Jak podkreślił Kuropatwiński, jeśli minister nie ma kompetencji, z rolnikami powinien spotkać się premier – ale boi się takiego spotkania.
Kuropatwiński dodał, że hańbą jest powoływanie coraz to nowych związków rolników. – Rząd się z tego tylko śmieje – podsumował i zachęcał: - Idźmy na wieś i powiedzmy: „Chcemy jednego, wolnego związku. Nieważna nazwa, ważny cel i przyszłość. Przyszłość rolników”.
- W Szczecinie staliśmy 77 dni w temperaturze nawet minus 20 stopni – przypomniał z kolei Zbigniew Obrocki, zastępca przewodniczącego NSZZ RI "Solidarność". Jak mówił, obiecano rolnikom rozwiązanie problemów związanych z ziemią – ale chodziło tylko o zakończenie strajku. Teraz okazuje się, że nie zrealizowano nic - wszystko służy kombinatorom, nie rolnikom. Rolników nie stać na zakup ziemi, chcą przywrócenia dzierżaw jako trwałej formy rozdysponowania ziemi. – Protest się nie skończył – podkreślił Obrocki.
- Pani minister Zwolińska przyszła zorientować się, czy chcemy rozmawiać z ministrem, bo pan minister gotowy jest przyjąć naszą delegację dzisiaj na rozmowy - tak senator Chróścikowski wyjaśnił "Farmerowi" odejście od protestujących Marii Zwolińskiej. - Powiedziałem, że minister jest człowiekiem, który chce, a nie może. To albo – jak powiedział Kuropatwiński – jak nie może, niech odejdzie. A jak może, to niech działa. Ale jeśli on mówi, że niewiele może…
- Dialog z panem Sawickim był trudnym dialogiem.
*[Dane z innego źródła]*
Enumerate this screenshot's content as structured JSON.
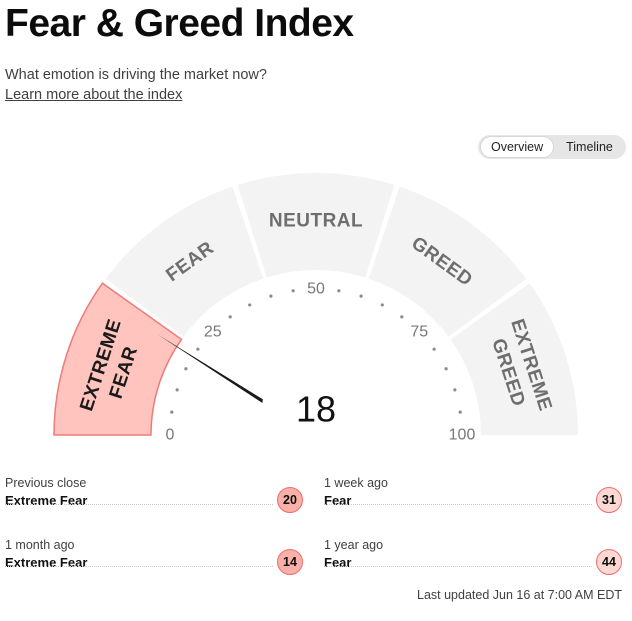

Z panem ministrem Kalembą wspaniale się rozmawia, tylko z tego nic nie wynika – podsumowuje Chróścikowski.
Elżbieta Miziołek, zastępca przewodniczącego NSZZ RI "Solidarność", odczytała postulaty strajkujących (zamieszczamy poniżej).
- Musimy uświadomić sami sobie i uświadomić wszystkim naszym sąsiadom, jak wrócimy do domu, jak będziemy dalej protestować, że to jest nasze „być albo nie być” – mówiła.
„Niech naród polski z kolan powstanie,
bo z tego kraju nic nie zostanie,
I solidarnie zaprotestuje,
by naszą Polską nie rządzili dranie” – śpiewała „Kapela znad Baryczy”.